The investment, which was made and publicly shared by venture capital powerhouse Andreessen Horowitz, is in Flow, the new company of WeWork co-founder Adam Neumann.
Given Neumann’s questionable business dealings and his abrupt exit from WeWork amid a fraught initial public offering in 2019, this new investment typifies the immense gap that exists in comparison with how much money venture-funded companies founded solely by women garner, experts say.
The investment is a prime example of how venture capital (VC) ecosystems “have always been inequitable,” Rebekah Bastian, the CEO and co-founder of OwnTrail, a startup that helps people achieve their next personal and professional milestones, told NPR.
“When 16% of investment partners at VC firms are women, 3% are Black and 4% are Latinx, it’s not shocking that women founders have received 1.9% of venture dollars so far in 2022,” Bastian told NPR over email. “Black-founded startups in the U.S. raised less in Q2 2022 in aggregate ($324 million) than Adam Neumann received in a single check from Andreessen Horowitz.”

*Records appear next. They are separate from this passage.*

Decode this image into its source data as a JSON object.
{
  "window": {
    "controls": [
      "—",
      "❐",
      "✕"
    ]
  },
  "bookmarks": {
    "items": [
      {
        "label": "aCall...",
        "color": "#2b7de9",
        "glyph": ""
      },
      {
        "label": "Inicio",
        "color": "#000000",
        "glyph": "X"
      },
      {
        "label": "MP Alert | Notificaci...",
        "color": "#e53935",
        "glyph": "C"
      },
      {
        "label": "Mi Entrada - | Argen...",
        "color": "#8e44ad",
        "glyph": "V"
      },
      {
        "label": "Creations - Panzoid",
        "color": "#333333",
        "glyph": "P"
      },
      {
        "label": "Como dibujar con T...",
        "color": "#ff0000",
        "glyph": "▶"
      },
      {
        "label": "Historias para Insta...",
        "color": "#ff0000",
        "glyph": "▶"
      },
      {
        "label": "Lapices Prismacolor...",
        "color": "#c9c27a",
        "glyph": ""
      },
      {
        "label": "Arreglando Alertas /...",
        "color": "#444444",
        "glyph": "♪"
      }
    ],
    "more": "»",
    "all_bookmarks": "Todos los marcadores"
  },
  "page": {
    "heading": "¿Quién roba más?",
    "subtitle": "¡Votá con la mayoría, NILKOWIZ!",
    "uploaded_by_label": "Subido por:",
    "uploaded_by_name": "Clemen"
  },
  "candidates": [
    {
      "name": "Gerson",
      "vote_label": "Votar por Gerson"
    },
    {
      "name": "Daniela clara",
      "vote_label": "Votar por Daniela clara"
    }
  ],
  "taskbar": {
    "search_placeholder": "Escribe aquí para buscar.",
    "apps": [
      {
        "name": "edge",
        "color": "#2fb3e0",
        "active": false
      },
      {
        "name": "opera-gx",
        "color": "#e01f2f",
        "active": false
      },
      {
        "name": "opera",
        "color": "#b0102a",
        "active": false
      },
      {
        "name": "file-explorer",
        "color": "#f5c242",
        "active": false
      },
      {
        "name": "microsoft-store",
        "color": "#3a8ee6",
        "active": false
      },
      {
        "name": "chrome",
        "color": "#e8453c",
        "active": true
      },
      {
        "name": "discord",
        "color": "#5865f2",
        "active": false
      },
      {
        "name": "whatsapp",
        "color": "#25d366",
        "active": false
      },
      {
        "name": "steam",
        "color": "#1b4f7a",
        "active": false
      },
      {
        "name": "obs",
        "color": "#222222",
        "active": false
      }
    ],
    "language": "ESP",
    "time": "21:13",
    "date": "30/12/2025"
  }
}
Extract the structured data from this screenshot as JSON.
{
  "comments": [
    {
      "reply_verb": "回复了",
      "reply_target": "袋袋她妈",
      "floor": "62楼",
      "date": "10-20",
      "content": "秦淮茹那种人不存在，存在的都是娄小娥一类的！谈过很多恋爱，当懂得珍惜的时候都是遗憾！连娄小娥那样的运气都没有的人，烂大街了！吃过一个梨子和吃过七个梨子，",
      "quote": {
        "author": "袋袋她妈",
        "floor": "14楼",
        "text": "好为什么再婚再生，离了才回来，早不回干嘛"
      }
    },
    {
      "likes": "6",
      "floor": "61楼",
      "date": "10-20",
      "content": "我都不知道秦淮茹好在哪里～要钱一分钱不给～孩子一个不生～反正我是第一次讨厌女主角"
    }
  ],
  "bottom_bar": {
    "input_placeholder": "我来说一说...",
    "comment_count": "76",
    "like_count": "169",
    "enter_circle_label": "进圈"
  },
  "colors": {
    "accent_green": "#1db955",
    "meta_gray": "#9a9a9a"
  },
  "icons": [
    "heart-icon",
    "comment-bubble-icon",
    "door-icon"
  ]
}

To understand why Neumann, Flow and the millions of dollars raised caused a groundswell of condemnation among women, one place to start is Aug. 14, 2019.
That’s the day WeWork first released its paperwork to go public and revealed to the world how Neumann had siphoned hundreds of millions of dollars for himself, restructured the company to provide himself a tax break and rented his own properties to WeWork.
A month later, The Wall Street Journal reported on Neumann’s partying and “unusual exuberance and excess.” One of the more puzzling aspects of Neumann’s tenure was how an entity he controlled “sold the rights to the word ‘We’ to the company for almost $6 million—before public pressure led him to unwind the deal,” the Journal reported.
To see Neumann raise hundreds of millions of dollars roughly three years after his exit from WeWork is a sign of how “there will be Adam Neumanns but there won’t be Abagail Neumanns,” said Katica Roy, a gender economist and the CEO and founder of Pipeline, an award-winning startup that uses artificial intelligence and cloud computing to close the gender equity gap in the workplace. Roy is also the daughter of a refugee who was brought to the U.S. on Air Force One after being granted passage by President Dwight Eisenhower.
“The Flow funding illustrates perhaps the most high-profile example of ‘prove it again’ bias, or the fact that women have to work harder than men to substantiate their competence,” Roy told NPR over email. “These biases lead to smaller and fewer checks for women entrepreneurs and entrepreneurs of color.”